While offices of all sizes sit empty across the country now, working from home is not a new phenomenon. It is a widely accepted fact that Apple Computers was a business that started in the garage of its founder, Steve Jobs, back in the 1970s. Not everyone working from home intends to launch the next tech giant, though. For years, Iowans have operated businesses that offer child care, or piano lessons, or haircuts out of their homes. While these smaller home-based businesses (HBBs) may never grow to rival Apple, collectively they make a big impact on their local economies and an equally large impact on the customers they serve.

There are different reasons for launching a HBB. For some entrepreneurs, these businesses begin as a way to pursue a passion or to generate a second income and that work is most easily done from home, allowing them to balance their existing personal and professional responsibilities. For others, they simply view their garage or spare bedroom as a more cost-effective, and often temporary, option than leasing commercial space. Others still may simply not have any other choice but to launch their business from home, as they are shut out from traditional sources of capital that would otherwise be available to a main street business. For those entrepreneurs, HBBs are the best route to pursue growth and financial freedom.

As Iowa’s economy continues to grow past the impact of the pandemic, it is important for HBBs not to be left behind. In fact, precisely because of the flexibility working from home offers, HBBs could play an important part of getting more Iowans into the workforce. Unfortunately, most HBBs face a patchwork of local regulations and licensing requirements that can restrain their growth and put them under a continuous threat of fines or closures.

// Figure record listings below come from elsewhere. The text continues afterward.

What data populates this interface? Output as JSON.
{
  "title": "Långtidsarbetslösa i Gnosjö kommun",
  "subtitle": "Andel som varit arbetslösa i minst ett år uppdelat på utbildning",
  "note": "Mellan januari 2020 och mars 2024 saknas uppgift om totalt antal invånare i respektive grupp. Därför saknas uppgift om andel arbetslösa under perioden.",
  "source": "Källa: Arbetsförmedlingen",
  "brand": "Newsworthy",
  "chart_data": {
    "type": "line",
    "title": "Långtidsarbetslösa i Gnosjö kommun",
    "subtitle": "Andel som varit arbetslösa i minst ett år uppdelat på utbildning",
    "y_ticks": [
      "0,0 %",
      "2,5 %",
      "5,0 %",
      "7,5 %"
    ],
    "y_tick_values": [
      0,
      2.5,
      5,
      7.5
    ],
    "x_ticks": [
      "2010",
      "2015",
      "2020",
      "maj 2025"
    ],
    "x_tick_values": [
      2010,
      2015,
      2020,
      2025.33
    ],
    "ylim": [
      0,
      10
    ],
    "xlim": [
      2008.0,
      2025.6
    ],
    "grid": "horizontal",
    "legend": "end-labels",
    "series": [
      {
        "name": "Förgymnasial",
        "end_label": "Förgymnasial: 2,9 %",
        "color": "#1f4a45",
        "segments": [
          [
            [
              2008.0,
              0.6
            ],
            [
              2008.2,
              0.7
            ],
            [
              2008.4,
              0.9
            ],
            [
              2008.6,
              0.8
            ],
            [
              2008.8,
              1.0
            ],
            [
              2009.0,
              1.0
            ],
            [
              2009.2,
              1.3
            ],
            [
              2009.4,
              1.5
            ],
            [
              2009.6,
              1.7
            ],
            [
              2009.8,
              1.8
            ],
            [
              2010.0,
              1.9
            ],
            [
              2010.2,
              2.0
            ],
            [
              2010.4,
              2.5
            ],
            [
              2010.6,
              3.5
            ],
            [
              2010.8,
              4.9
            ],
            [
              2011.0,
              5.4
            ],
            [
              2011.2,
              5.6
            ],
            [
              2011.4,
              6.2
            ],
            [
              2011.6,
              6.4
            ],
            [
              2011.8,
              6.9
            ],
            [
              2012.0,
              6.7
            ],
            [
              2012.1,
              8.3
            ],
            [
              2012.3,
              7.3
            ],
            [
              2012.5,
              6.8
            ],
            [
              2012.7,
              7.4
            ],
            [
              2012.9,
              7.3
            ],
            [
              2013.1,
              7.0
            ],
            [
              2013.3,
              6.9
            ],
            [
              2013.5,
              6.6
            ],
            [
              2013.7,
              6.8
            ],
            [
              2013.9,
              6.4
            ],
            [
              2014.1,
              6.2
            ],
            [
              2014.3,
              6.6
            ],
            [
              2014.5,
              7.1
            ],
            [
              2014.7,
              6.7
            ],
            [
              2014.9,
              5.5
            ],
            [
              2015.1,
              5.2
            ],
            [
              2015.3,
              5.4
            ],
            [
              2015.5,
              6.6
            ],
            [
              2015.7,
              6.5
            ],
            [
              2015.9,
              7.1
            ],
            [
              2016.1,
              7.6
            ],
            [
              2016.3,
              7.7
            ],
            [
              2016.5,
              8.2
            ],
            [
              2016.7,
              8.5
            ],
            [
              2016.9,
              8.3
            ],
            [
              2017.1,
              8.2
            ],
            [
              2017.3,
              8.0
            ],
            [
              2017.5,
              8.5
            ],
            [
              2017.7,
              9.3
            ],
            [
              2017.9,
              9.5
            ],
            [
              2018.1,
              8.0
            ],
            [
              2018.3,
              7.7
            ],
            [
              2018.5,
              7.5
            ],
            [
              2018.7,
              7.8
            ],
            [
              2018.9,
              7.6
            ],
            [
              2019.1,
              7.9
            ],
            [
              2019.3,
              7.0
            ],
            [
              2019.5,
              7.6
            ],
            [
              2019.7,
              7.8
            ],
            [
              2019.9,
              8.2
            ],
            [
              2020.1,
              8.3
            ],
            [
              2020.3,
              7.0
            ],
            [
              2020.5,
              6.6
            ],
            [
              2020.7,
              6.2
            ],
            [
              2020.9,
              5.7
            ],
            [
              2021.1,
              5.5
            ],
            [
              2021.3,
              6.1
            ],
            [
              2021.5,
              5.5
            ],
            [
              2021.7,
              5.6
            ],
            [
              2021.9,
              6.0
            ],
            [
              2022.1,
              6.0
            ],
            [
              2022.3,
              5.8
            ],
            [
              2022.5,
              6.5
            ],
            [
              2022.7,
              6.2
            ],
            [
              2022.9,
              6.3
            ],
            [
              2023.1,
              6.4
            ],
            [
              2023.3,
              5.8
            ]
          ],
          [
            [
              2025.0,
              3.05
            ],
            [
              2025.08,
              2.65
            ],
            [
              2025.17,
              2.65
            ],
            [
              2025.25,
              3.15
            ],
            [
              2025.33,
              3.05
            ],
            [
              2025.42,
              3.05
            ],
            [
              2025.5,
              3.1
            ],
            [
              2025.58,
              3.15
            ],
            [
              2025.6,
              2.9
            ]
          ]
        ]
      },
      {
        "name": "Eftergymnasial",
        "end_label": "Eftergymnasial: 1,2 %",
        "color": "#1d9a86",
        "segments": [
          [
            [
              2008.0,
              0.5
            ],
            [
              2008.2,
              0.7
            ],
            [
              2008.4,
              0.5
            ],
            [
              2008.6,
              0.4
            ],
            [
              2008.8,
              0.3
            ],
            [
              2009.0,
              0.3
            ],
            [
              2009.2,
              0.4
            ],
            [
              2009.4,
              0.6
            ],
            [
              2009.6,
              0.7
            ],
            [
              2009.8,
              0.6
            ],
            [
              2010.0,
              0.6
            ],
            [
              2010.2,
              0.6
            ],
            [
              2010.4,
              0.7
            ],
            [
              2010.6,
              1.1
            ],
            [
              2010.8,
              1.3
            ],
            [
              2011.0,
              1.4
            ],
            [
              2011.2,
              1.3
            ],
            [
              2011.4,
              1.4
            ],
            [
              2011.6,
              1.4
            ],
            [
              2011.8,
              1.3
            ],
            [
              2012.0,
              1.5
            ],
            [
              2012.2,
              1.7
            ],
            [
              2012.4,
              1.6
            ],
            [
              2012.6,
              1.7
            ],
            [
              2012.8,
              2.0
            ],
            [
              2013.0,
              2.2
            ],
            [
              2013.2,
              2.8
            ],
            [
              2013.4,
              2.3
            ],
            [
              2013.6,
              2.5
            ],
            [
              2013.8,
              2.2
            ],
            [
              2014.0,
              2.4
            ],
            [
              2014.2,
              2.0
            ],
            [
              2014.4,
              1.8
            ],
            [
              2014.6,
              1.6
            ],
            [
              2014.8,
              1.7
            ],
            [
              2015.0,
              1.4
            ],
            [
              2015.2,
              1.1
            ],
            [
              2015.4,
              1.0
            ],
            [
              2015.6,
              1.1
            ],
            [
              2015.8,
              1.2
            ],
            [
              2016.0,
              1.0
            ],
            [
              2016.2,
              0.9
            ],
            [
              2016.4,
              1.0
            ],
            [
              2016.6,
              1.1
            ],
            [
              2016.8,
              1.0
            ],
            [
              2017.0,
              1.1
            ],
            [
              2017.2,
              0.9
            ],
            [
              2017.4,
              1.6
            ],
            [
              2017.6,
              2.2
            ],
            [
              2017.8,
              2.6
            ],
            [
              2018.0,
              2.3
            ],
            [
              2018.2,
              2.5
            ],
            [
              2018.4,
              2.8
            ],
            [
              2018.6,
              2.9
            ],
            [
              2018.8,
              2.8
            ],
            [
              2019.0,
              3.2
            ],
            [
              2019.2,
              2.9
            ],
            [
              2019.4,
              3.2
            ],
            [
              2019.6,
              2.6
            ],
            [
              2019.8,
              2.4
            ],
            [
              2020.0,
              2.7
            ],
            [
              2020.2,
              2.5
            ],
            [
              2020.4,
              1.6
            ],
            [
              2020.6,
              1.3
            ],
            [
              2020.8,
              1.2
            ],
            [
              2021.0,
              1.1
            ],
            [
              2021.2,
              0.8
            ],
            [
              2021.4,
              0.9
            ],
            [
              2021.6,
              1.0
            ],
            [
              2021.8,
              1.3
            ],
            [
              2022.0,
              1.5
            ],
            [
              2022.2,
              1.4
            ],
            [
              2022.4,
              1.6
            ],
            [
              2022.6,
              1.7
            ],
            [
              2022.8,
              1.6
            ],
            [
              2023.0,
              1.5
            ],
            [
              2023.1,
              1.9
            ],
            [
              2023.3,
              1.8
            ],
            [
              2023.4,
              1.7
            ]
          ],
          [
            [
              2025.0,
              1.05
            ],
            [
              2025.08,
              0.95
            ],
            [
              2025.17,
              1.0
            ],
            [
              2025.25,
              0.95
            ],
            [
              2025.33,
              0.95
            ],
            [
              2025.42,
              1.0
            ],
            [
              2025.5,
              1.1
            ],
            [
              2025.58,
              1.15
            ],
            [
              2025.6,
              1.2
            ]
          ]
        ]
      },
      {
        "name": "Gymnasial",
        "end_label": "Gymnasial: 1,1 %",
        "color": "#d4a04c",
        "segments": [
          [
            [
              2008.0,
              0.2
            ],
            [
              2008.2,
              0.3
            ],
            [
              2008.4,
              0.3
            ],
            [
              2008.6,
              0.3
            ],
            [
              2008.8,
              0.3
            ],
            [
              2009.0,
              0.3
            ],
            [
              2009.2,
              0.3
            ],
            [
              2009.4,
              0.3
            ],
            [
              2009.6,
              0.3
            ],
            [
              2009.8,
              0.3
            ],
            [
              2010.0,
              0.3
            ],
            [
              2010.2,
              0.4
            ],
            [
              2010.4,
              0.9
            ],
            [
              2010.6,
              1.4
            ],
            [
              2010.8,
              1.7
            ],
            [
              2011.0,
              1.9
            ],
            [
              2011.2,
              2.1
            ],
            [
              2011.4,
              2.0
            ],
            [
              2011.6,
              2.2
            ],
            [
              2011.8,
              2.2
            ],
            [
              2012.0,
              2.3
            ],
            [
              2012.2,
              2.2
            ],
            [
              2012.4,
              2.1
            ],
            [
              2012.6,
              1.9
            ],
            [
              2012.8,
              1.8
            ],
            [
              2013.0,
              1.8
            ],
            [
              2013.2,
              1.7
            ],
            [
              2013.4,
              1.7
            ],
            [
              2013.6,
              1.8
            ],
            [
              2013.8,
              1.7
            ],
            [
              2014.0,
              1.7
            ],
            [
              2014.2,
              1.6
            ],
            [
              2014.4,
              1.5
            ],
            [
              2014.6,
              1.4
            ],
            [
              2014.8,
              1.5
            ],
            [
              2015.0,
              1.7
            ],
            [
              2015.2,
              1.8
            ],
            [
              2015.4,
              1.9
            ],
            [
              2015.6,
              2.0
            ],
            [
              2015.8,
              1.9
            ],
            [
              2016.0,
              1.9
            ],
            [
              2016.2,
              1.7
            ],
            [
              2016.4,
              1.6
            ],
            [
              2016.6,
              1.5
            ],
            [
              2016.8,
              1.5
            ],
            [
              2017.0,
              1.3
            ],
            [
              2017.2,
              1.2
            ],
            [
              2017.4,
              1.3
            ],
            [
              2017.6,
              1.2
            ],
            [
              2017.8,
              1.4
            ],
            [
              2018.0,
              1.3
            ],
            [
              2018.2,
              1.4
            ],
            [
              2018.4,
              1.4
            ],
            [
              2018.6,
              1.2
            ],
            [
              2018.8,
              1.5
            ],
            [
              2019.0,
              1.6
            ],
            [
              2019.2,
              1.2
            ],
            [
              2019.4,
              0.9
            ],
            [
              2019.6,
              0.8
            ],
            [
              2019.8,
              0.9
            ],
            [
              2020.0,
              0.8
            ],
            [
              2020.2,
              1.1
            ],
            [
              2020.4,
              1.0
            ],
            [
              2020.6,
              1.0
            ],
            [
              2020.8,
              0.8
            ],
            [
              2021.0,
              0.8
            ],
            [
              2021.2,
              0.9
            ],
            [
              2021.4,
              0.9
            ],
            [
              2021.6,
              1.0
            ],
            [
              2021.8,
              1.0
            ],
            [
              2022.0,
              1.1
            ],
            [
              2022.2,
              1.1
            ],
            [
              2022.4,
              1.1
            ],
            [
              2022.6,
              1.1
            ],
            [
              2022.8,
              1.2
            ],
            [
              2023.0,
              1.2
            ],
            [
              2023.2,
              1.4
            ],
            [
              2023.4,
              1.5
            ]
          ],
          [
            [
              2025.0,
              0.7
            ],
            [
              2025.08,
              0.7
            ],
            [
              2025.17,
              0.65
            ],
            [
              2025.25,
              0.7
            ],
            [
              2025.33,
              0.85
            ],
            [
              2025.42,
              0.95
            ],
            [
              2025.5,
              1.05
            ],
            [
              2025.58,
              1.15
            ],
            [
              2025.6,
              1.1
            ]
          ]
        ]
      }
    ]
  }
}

The focus of local government regulation on a community should center on public safety. To ensure that individuals can start a home-based business without battling regulatory roadblocks, state policymakers could establish guidelines that will encourage entrepreneurship, while protecting public safety. This would also create a uniform network of guidelines for home-based businesses.

Some of these guidelines would include exempting home-based businesses from regulations if they:

  • Employ less than three nonresident individuals.
  • The business does not cause parking or traffic issues within the neighborhood/community.
  • The business is not the primary purpose of the home.
  • The business cannot be visible from the street.
  • The business must be compatible with residential uses.
  • The business must comply with all city and county health and safety regulations.


Arizona refers to these as “no impact” home-based businesses. Arizona has passed model legislation for other states that creates these uniform guidelines. The law exempts home-based businesses that are “no-impact” if they meet the above criteria. Under this reform, local governments would still be able to regulate public safety measures such as building codes, fire codes, and environmental concerns such as noise and pollution.

Removing regulatory roadblocks to home-based businesses will encourage greater entrepreneurship and create more opportunities for economic growth in communities across Iowa.